BMX Bandit said:
1873: Wong Ark Kim was born to Chinese parents in California. There was no "illegal immigration" at that time. The parents were barred from becoming citizens under US law and a treaty.
1882: Chinese exclusion act is passed, barring Chinese laborer immigration (first time we have illegal immigration)
1890: parents move back to China, he goes to visit them. He returns to US with no problem.
1896: he visits his parents again in China. This time he's denied re-entry based on Chinese exclusion act.
Court holds he's a citizen ftom birth.
So court has never analyzed the issue of a child born to people here illegally.
No need to address it, because the Constitution already does. In 14 (1) you see them make a distinction between "all/any persons" and citizens. If you read "all/any persons" as only legal immigrants, that has a cascading effect to a lot of other amendments and will have some major unintended consequences.
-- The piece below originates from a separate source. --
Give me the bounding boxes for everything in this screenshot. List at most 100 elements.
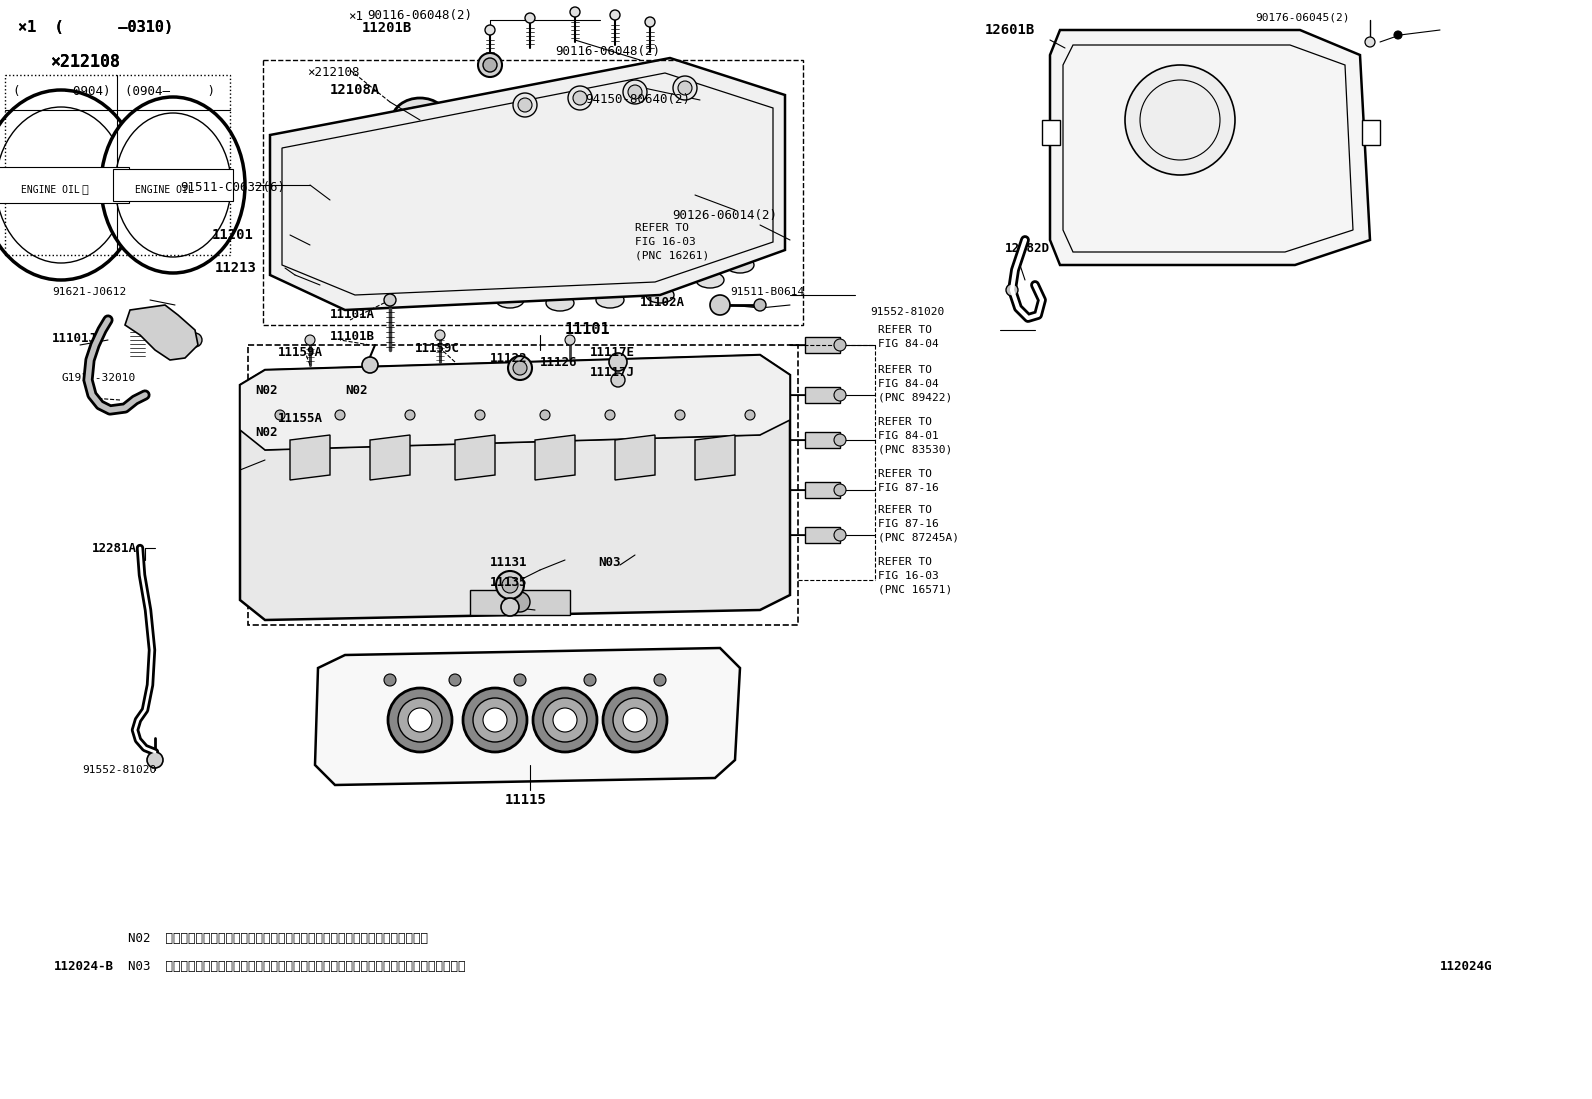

The only legal argument is the "subject to the jurisdiction thereof". If we say illegal immigrants aren't subject to US jurisdiction, then that also leads down a rocky path. If they're not subject to our jurisdiction, does that effectively make them sovereign citizens and they can't be charged with anything? We can't have our cake and eat it too.
Whether we like it or not, if we want to maintain some form of Constitutional high ground, then we don't bypass things because they're inconvenient. If we're ok with bypassing proper process, then we're no different than (D)'s, and we just hit the gas pedal on the inevitable collapse.